The SFA strongly supported the establishment of the Personal Injuries Assessment Board, now known as the Injuries Board. In its early years it certainly solved the last crises and it was working very well. We know the board was not welcomed by the legal profession which, I believe, has been trying to undermine the board since its establishment. We need to look at that situation and figure out how this blend can work. It was believed that the Injuries Board process would remove a lot of the costs from the system.

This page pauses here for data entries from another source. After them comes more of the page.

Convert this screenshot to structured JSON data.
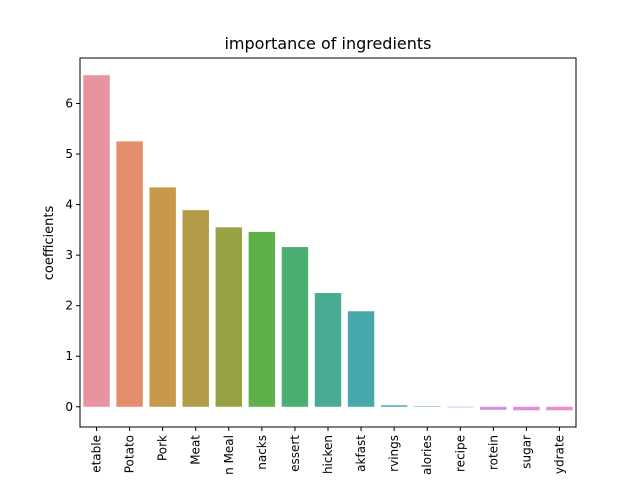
{
  "chart_data": {
    "type": "bar",
    "title": "importance of ingredients",
    "xlabel": "",
    "ylabel": "coefficients",
    "categories": [
      "etable",
      "Potato",
      "Pork",
      "Meat",
      "n Meal",
      "nacks",
      "essert",
      "hicken",
      "akfast",
      "rvings",
      "alories",
      "recipe",
      "rotein",
      "sugar",
      "ydrate"
    ],
    "values": [
      6.56,
      5.25,
      4.34,
      3.89,
      3.55,
      3.46,
      3.16,
      2.25,
      1.89,
      0.03,
      0.01,
      0.0,
      -0.06,
      -0.07,
      -0.07
    ],
    "colors": [
      "#e8949f",
      "#e38d6a",
      "#c8994a",
      "#b39c47",
      "#98a244",
      "#5fb04b",
      "#4cae70",
      "#4aab95",
      "#47a9ab",
      "#4aa9c5",
      "#5da2da",
      "#9e9ae8",
      "#d38ee3",
      "#e58ad8",
      "#e891be"
    ],
    "ylim": [
      -0.4,
      6.9
    ],
    "yticks": [
      0,
      1,
      2,
      3,
      4,
      5,
      6
    ],
    "grid": false,
    "legend": "none"
  }
}
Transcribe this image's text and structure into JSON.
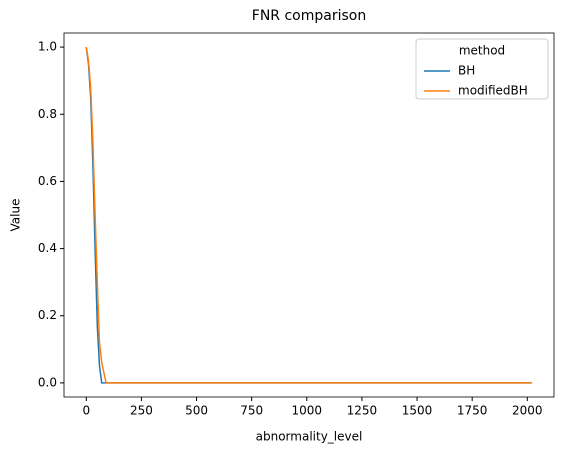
{
  "chart_data": {
    "type": "line",
    "title": "FNR comparison",
    "x_label": "abnormality_level",
    "y_label": "Value",
    "legend_title": "method",
    "legend_position": "upper right",
    "x": [
      0,
      10,
      20,
      30,
      40,
      50,
      60,
      70,
      80,
      90,
      100,
      500,
      1000,
      1500,
      2020
    ],
    "series": [
      {
        "name": "BH",
        "color": "#1f77b4",
        "values": [
          1.0,
          0.95,
          0.85,
          0.65,
          0.4,
          0.17,
          0.05,
          0.0,
          0.0,
          0.0,
          0.0,
          0.0,
          0.0,
          0.0,
          0.0
        ]
      },
      {
        "name": "modifiedBH",
        "color": "#ff7f0e",
        "values": [
          1.0,
          0.96,
          0.88,
          0.72,
          0.5,
          0.3,
          0.12,
          0.06,
          0.03,
          0.0,
          0.0,
          0.0,
          0.0,
          0.0,
          0.0
        ]
      }
    ],
    "xlim": [
      -101,
      2121
    ],
    "xticks": [
      0,
      250,
      500,
      750,
      1000,
      1250,
      1500,
      1750,
      2000
    ],
    "ylim": [
      -0.042,
      1.042
    ],
    "yticks": [
      {
        "value": 0,
        "label": "0.0"
      },
      {
        "value": 0.2,
        "label": "0.2"
      },
      {
        "value": 0.4,
        "label": "0.4"
      },
      {
        "value": 0.6,
        "label": "0.6"
      },
      {
        "value": 0.8,
        "label": "0.8"
      },
      {
        "value": 1,
        "label": "1.0"
      }
    ]
  }
}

Yet now, if we look at what is going through the Injuries Board, 90% of claimants have legal representation and in 40% of cases awards are rejected. If it is simply something that people are going through to get to the other end and if they are not really serious about it, then this is wasting the time of the Injuries Board and everyone else. Moreover, it is simply adding more cost. We need to review the functioning of the board. In terms of reform we believe that, for example, a request to attend a medical examination organised by the Injuries Board should be compulsory. Furthermore, we believe that if people reject the Injuries Board awards but do not get a higher award in court, they should be penalised. This would help to get the message out that this is genuinely an important part of the system and cannot simply be disregarded. At present, it is not working at it should be. As a model, we are confident that it is the right course of action and that it should be successful.
I will set out some broad points in conclusion. Small companies have had many issues to deal with during the recession, including issues around finance and public procurement. However, we are hearing from members now that costs are the most important thing, in particular, rising business costs and competitiveness. This is the case more than ever in the context of Brexit and our competitiveness with the United Kingdom. This issue is second only to labour costs - a staggering reality. We might think the bill will not be significant but for many companies this is definitely reminiscent of the early 2000s. At the time I knew of companies going out of business because they could not get any cover. At the time premiums eventually reached 100% or 200%. Were it not for the group scheme we operated, our members would not be still in business today - and these are good businesses. I do not want things to get to that stage and, therefore, intervention at this point in the cycle is important. In the context of dealing with this issue in the early 2000s, we probably rushed through legislation and the establishment of the Injuries Board. Then, when the crisis passed it was not revisited. If we revisit what we have, strengthen and empower it and change our legislation - something within the remit of the committee - then I believe we can go some way to solving some of the problems.